Née vers 1160, elle mourut vers 1190.

En 1198, suivant les projets qu’il poursuivait, Le prince Levon II fut couronné officiellement roi par un légat du pape (c’est-à-dire un émissaire, représentant du Saint-Siège) et avec la bénédiction de l’empereur Henri VI du Saint-Empire Romain germanique. Le prince Levon II, devint alors: Le roi Levon Ier.  Et par voie de conséquence le premier roi d’Arménie de Cilicie: D’une principauté dont il était issu à un royaume qui venait de se créer d’où le changement de numéro.

Dès lors il centralisa le pouvoir, fortifia les villes, engagea une politique d’alliance avec l’Occident. Il chercha à rapprocher l’église arménienne de celle de Rome et ce projet d’une union entre ces deux Églises répondait à des motivations politiques car il souhaitait ainsi s’assurer de l’appui inconditionnel des puissances occidentales, face aux menaces récurrentes des seldjoukides ou des mamelouks.

Le pape de son côté, voyait dans l’Église arménienne, une Église orientale séparée et marginalisée qu’il avait le projet de ramener dans le giron catholique et cela provoqua des tensions internes parmi les religieux arméniens.

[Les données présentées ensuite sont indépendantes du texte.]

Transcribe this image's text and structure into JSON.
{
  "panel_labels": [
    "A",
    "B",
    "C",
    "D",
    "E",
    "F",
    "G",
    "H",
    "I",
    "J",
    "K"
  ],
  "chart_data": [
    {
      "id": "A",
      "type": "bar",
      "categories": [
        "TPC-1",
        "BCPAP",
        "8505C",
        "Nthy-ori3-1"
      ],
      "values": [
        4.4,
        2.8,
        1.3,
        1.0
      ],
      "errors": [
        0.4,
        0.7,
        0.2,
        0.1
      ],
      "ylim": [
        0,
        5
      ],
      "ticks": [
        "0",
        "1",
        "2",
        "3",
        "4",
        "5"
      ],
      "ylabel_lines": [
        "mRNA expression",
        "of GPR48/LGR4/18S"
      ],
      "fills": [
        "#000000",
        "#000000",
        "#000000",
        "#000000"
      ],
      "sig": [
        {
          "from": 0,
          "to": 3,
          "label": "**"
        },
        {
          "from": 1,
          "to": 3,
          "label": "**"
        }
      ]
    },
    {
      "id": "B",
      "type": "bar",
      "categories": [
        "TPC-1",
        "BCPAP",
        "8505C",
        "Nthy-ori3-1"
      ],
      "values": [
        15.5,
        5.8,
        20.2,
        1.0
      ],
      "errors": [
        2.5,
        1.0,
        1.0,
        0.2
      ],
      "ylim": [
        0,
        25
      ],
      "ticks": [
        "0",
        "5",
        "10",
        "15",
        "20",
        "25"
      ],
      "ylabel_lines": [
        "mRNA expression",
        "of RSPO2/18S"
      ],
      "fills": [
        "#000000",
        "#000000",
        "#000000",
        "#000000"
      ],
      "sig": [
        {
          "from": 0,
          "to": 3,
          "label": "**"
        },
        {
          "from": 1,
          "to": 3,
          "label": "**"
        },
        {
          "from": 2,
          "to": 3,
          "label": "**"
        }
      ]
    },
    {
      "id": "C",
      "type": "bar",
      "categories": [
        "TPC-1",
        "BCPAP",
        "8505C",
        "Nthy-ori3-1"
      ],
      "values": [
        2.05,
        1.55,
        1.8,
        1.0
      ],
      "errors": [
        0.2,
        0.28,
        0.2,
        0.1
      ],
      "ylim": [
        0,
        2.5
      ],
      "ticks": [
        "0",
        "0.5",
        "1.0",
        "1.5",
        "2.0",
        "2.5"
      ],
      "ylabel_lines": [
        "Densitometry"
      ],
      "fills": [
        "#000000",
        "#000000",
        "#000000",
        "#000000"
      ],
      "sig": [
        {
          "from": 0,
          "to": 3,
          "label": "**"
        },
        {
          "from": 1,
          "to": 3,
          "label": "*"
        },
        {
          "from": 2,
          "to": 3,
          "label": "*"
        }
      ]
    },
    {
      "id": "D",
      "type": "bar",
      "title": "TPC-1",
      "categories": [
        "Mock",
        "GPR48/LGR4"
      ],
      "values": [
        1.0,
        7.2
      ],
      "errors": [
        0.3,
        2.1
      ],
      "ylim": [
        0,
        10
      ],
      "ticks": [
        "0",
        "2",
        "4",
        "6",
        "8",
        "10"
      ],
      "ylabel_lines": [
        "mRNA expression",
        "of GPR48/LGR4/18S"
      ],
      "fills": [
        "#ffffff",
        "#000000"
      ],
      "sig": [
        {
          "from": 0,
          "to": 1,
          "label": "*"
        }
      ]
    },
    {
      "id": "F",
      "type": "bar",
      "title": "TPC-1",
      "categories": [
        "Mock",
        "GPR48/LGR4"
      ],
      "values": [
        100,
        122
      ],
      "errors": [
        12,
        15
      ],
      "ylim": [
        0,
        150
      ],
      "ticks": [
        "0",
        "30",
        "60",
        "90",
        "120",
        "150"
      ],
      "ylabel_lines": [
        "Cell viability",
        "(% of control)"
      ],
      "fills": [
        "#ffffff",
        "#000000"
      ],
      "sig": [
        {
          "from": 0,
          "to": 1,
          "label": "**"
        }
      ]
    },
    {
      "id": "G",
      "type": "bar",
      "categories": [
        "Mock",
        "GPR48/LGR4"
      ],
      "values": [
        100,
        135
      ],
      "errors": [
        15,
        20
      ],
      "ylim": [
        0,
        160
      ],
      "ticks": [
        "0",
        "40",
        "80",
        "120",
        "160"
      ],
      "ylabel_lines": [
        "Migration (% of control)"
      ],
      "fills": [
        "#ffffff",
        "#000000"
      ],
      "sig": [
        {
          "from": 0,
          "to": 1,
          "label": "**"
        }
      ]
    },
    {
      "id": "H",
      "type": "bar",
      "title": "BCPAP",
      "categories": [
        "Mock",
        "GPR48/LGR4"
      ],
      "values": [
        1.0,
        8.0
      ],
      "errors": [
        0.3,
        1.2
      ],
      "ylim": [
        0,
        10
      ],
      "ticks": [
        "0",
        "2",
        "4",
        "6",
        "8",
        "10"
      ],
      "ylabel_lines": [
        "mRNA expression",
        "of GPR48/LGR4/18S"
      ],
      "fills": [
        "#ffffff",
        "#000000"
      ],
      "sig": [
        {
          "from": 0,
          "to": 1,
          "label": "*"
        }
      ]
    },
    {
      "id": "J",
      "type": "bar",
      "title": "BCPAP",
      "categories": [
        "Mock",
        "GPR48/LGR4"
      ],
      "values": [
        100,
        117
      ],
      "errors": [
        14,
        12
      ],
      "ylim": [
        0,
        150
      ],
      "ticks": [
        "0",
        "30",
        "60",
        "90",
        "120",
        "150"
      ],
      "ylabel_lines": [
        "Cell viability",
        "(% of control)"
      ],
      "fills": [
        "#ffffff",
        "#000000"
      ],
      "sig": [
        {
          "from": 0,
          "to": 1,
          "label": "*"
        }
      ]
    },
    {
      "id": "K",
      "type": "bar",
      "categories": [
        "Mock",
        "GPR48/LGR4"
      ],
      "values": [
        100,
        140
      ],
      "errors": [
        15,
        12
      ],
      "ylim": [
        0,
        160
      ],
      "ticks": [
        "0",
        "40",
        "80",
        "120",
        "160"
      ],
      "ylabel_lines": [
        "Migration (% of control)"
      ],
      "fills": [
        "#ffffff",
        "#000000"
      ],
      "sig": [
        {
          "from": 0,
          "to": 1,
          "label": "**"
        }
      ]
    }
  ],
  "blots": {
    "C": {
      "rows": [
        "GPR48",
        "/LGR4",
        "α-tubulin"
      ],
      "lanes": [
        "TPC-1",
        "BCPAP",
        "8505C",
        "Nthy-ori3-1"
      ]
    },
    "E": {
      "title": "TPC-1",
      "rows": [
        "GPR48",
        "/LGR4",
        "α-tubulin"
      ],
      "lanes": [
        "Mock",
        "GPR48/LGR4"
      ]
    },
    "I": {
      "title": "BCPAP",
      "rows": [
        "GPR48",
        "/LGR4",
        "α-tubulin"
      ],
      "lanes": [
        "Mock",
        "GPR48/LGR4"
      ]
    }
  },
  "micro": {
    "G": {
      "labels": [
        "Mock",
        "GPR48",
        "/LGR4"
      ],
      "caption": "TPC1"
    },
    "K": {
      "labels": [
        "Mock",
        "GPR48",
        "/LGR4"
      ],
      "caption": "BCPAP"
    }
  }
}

Mais pourquoi donc ces tensions et se schisme entre ces deux Églises chrétiennes?

En l’an 451 dans la ville de Calcédoine (à côté de Constantinople) des évêques se réunirent pour débattre de cette question: Qui est vraiment le Christ?

Et l’on décida que le Christ était une seule personne, en deux natures, pleinement Dieu, pleinement homme.

Les Églises d’Orient (arménienne, copte et syriaque) rejetèrent en bloc cette définition car pour elles le Christ n’était pas séparé en deux natures, mais réuni dans une seule nature divine et humaine. Donc ne voulurent en aucun cas reconnaitre ce fameux Concile de Chalcédoine.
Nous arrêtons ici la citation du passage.